MTU=1500, client,server:tcp_reordering=3, client:GSO=off,
client:TSO=on, server:GRO=off, server:rx-usecs=3(default)
# netperf -c -4 -t TCP_STREAM -H 172.17.60.216
TCP STREAM TEST from 0.0.0.0 (0.0.0.0) port 0 AF_INET to 172.17.60.216 (172.17.60.216) port 0 AF_INET
Recv Send Send Utilization Service Demand
Socket Socket Message Elapsed Send Recv Send Recv
Size Size Size Time Throughput local remote local remote
bytes bytes bytes secs. 10^6bits/s % S % U us/KB us/KB
87380 16384 16384 10.00 1591.34 16.35 5.80 1.683 2.390
MTU=1500, client,server:tcp_reordering=3(default), client:GSO=off,
client:TSO=on, server:GRO=off server:rx-usecs=15
# netperf -c -4 -t TCP_STREAM -H 172.17.60.216
TCP STREAM TEST from 0.0.0.0 (0.0.0.0) port 0 AF_INET to 172.17.60.216 (172.17.60.216) port 0 AF_INET
Recv Send Send Utilization Service Demand
Socket Socket Message Elapsed Send Recv Send Recv
Size Size Size Time Throughput local remote local remote
bytes bytes bytes secs. 10^6bits/s % S % U us/KB us/KB
87380 16384 16384 10.00 1774.38 23.75 7.58 2.193 2.801
I also saw an improvement with GRO enabled on the server and TSO enabled on
the client. Although in this case I found rx-usecs=45 to be the best
value.
MTU=1500, client,server:tcp_reordering=3(default), client:GSO=off,
client:TSO=on, server:GRO=on server:rx-usecs=3(default)

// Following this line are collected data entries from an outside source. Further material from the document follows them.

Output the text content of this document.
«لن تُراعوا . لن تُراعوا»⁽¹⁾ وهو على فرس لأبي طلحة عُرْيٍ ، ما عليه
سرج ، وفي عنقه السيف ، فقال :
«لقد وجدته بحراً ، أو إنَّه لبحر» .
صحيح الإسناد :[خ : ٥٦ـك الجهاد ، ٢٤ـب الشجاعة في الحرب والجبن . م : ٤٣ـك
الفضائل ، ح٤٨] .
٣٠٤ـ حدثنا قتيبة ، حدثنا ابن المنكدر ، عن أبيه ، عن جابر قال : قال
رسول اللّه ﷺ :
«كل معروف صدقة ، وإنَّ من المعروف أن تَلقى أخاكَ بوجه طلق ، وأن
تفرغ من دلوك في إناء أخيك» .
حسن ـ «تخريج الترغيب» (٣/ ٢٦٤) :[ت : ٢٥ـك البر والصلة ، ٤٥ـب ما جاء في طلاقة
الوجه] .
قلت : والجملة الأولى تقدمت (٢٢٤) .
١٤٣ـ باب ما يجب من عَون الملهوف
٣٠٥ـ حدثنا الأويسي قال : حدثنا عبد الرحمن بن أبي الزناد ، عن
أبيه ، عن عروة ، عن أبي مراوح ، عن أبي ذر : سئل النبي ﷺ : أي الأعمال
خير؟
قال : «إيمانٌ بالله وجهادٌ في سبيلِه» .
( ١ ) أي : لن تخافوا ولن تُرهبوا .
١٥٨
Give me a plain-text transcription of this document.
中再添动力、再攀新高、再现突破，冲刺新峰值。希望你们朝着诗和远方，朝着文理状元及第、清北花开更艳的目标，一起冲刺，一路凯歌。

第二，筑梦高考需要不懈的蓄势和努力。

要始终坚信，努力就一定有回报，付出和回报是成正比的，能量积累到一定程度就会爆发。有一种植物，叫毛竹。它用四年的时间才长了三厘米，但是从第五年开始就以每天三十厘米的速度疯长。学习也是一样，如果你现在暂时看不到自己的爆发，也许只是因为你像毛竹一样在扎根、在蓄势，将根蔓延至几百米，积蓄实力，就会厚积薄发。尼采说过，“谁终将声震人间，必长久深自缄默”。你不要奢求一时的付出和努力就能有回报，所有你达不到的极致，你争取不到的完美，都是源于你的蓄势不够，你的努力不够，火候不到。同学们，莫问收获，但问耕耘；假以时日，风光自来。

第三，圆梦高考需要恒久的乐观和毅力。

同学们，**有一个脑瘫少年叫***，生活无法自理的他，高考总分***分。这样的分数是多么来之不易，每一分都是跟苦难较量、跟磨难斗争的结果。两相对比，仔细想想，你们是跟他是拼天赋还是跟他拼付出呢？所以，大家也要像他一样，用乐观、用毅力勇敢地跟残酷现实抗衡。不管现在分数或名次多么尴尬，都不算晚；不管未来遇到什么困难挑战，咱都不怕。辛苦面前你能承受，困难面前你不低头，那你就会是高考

# netperf -c -4 -t TCP_STREAM -H 172.17.60.216
TCP STREAM TEST from 0.0.0.0 (0.0.0.0) port 0 AF_INET to 172.17.60.216 (172.17.60.216) port 0 AF_INET
Recv Send Send Utilization Service Demand
Socket Socket Message Elapsed Send Recv Send Recv
Size Size Size Time Throughput local remote local remote
bytes bytes bytes secs. 10^6bits/s % S % U us/KB us/KB
87380 16384 16384 10.00 2553.27 13.31 3.35 0.854 0.860
MTU=1500, client,server:tcp_reordering=3(default), client:GSO=off,
client:TSO=on, server:GRO=on server:rx-usecs=45
# netperf -c -4 -t TCP_STREAM -H 172.17.60.216
TCP STREAM TEST from 0.0.0.0 (0.0.0.0) port 0 AF_INET to 172.17.60.216 (172.17.60.216) port 0 AF_INET
Recv Send Send Utilization Service Demand
Socket Socket Message Elapsed Send Recv Send Recv
Size Size Size Time Throughput local remote local remote
bytes bytes bytes secs. 10^6bits/s % S % U us/KB us/KB
87380 16384 16384 10.00 2727.53 29.45 9.48 1.769 2.278
I did not observe any improvement in throughput when increasing rx-usecs
from 3 when using mtu=9000 although there was a slight increase in CPU
utilisation (maybe, there is quite a lot of noise in the results).